According to our study result, HIV infection itself is a significant predictor for BZD and Z-drug use. The intense requirement for BZDs and Z-drugs among HIV-infected patients may indicate the clinical complexity of HIV infection. Insomniac symptoms may have resulted from various factors, including physical symptoms of HIV-related diseases, such as opportunistic infections, drug-related insomniac symptoms, adjustment problems, and other clinical concerns.

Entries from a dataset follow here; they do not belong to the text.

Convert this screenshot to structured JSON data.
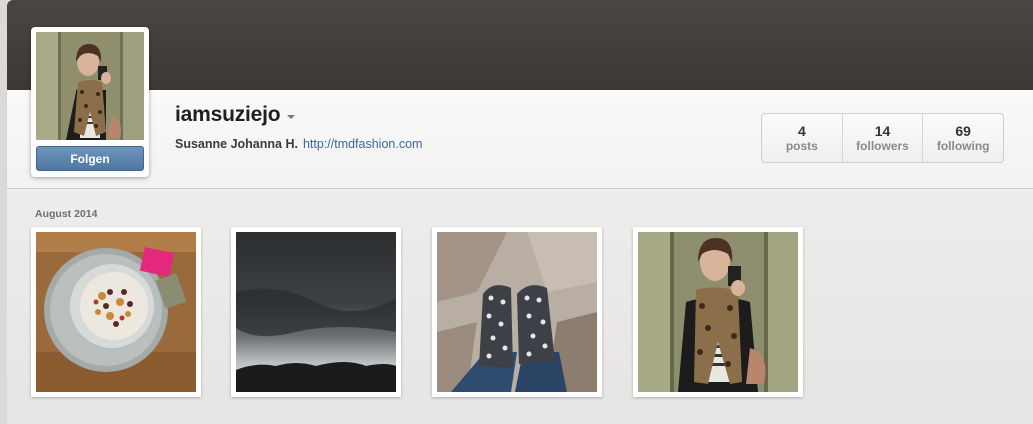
{
  "profile": {
    "username": "iamsuziejo",
    "full_name": "Susanne Johanna H.",
    "website": "http://tmdfashion.com",
    "follow_label": "Folgen"
  },
  "stats": [
    {
      "value": "4",
      "label": "posts"
    },
    {
      "value": "14",
      "label": "followers"
    },
    {
      "value": "69",
      "label": "following"
    }
  ],
  "feed": {
    "section_label": "August 2014",
    "photos": [
      {
        "subject": "muesli bowl on wooden table"
      },
      {
        "subject": "dark stormy clouds over hills"
      },
      {
        "subject": "polka dot rain boots on stone floor"
      },
      {
        "subject": "mirror selfie in elevator"
      }
    ]
  },
  "colors": {
    "cover": "#463f3d",
    "follow_button": "#5b82ac",
    "link": "#3b6a9a"
  }
}
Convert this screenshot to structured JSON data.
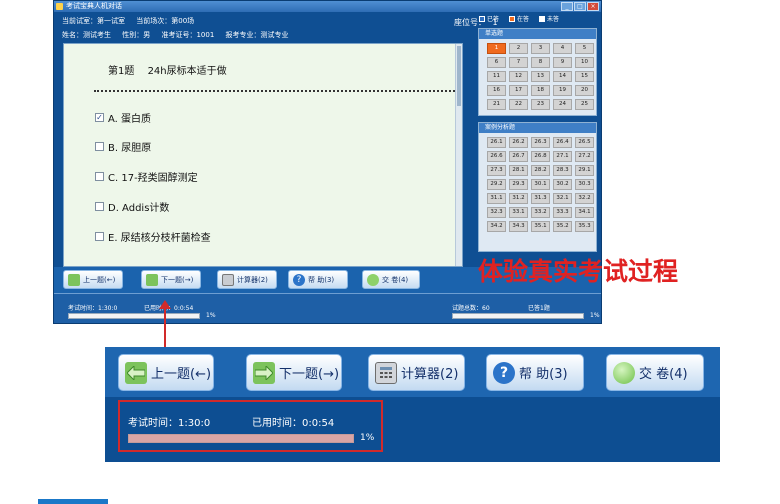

The results of this study showed that 76.4% of the HIV-infected patients had BZD or Z-drug prescriptions and that psychiatric illnesses were substantial risk factors. However, these prescriptions were primarily prescribed by nonpsychiatrists, and only 31.1% of the patients sought mental health support and received prescriptions from psychiatrists. Although low rates of prescriptions from psychiatrists among the controls (34.3%) were observed, further intensive psychiatric support for HIV-infected patients is required, particularly because previous reports have indicated that BZD use is associated with a low quality of life and high-HIV-risk behaviors among patients with substance use disorders [23]. Therefore, determining the pattern of BZD and Z-drug use among HIV-infected patients and the associated psychiatric factors can facilitate additional detailed clinical evaluations and management.

4.1. Study Limitations

Several limitations of this study should be mentioned. The prevalence of psychiatric disorders may be substantially underestimated because the results were derived from insurance data based on ICD diagnostic codes. In addition, most people with HIV receive long-term treatment at clinics from infectious disease physicians who are unfamiliar with psychiatric diagnoses and codes; thus, psychiatric comorbidities are potentially underestimated and overestimated in HIV-infected patients. In addition, the diagnostic accuracy of the psychiatric comorbidities must be considered because this is a database study.

4.2. Conclusion

In conclusion, BZDs and Z-drugs are commonly used by HIV-infected patients, and mood disorders, anxiety disorders, substance disorders, insomnia, and HIV infection were significant predictors of drug use. Therefore, additional psychiatric services and mental health support are highly recommended for enhancing the treatment outcome and quality of life for HIV-infected patients.

Conflict of Interests

The authors declare that there is no conflict of interests regarding the publication of this paper.